Esther is named for a beautiful Jewish heroine who saved her people from genocide in ancient Persia (modern Iran).

That was about 2500 years ago, but the Jewish people still celebrate her bravery and intelligence at Purim, Persian Jews consider themselves her descendants, and of course the Christian Bible’s Old Testament tells her story.

She may be legend, but still, she’s part of a long Jewish, Persian, and Arab narrative of beautiful and courageous women succeeding by using their wits. In Triple Ignition, David likens Esther to another such woman, Queen Scheherazade, the storyteller of One Thousand and One Nights, who is drawn from another Middle Eastern legend (Indian, Persian, or Arabic).

In summary: in Jewish, Persian, and Arabic tradition it’s normal for women to be beautiful, brave, and smart. And in Jewish tradition they also save their nation from the Persians (Netanyahu invoked her in his speech last week to AIPAC). Hence it’s appropriate that the theory that underpins the books’ Shiva EMP, the ultimate Jewish anti-genocide weapon, is created by a clever, beautiful Esther.

The books base her character on Rosalind Franklin, the Jewish-British biophysicist and X-ray crystallographer who in 1952 did the X-ray experimental work and interpretation on which Crick and Watson’s DNA discovery was based.

She didn’t like or trust her male colleagues, and the feeling was mutual since she looked them in the eye, spoke quickly and concisely, and did not suffer fools gladly, i.e. behaved like a man. So when she wouldn’t give up her wonderful experimental data to her competitors, they took it without her knowledge or consent, and went ahead and published their brilliant theory. She died a few years later of cancer, aged 37, maybe from all that X-Ray work, and never got nominated for the DNA Nobel – they can’t be posthumous and the DNA Nobel wasn’t awarded until after her death. Here’s how Watson later described her:

Though her features were strong, she was not unattractive and might have been quite stunning had she taken even a mild interest in clothes.
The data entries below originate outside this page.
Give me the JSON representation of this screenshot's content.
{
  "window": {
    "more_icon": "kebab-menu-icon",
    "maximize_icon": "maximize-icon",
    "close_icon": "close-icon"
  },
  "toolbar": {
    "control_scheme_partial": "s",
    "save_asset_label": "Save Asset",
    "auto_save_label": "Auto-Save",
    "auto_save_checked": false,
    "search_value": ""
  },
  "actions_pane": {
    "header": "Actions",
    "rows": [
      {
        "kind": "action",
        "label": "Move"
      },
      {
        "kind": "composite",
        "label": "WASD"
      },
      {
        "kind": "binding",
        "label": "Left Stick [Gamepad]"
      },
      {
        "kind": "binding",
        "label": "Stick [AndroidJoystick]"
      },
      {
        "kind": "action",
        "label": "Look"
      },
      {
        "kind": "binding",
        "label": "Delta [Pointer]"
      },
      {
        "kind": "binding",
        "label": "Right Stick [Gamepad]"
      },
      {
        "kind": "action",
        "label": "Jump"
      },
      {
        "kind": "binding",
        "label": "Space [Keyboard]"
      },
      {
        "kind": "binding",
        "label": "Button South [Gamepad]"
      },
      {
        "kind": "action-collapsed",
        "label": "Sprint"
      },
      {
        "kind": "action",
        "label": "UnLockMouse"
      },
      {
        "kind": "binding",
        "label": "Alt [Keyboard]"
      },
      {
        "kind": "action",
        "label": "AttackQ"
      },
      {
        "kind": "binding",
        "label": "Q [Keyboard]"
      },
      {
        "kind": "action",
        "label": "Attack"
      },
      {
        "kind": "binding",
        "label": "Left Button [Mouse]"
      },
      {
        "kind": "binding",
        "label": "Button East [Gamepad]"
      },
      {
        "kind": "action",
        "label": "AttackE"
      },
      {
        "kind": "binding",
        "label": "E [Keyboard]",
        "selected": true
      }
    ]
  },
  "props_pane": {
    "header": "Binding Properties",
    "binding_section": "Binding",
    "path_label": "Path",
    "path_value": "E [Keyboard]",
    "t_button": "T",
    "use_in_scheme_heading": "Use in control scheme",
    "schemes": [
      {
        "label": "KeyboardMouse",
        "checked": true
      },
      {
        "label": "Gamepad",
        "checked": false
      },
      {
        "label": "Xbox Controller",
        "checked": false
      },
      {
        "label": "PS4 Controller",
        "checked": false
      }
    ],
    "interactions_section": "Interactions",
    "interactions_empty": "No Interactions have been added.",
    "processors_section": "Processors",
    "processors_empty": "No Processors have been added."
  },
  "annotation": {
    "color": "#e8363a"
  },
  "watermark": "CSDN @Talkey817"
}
This she did not. There was never lipstick to contrast with her straight black hair, while at the age of thirty-one her dresses showed all the imagination of English blue-stocking adolescents.

Of course that was in the 1950s, and things have changed. But my wife, a smart and beautiful engineer, has been stereotyped at various times in her career. Our similarly talented and beautiful daughter is having an easier time. And yet the male clubbiness that enabled those men in the 1950s to misappropriate another scientist’s results is still going strong. Women are not naturally clubby, and so women scientists must still be constantly on their guard.

So, as a small homage to Rosalind Franklin, the books give Esther a productive and happy life as scientist, lover, wife, and mother.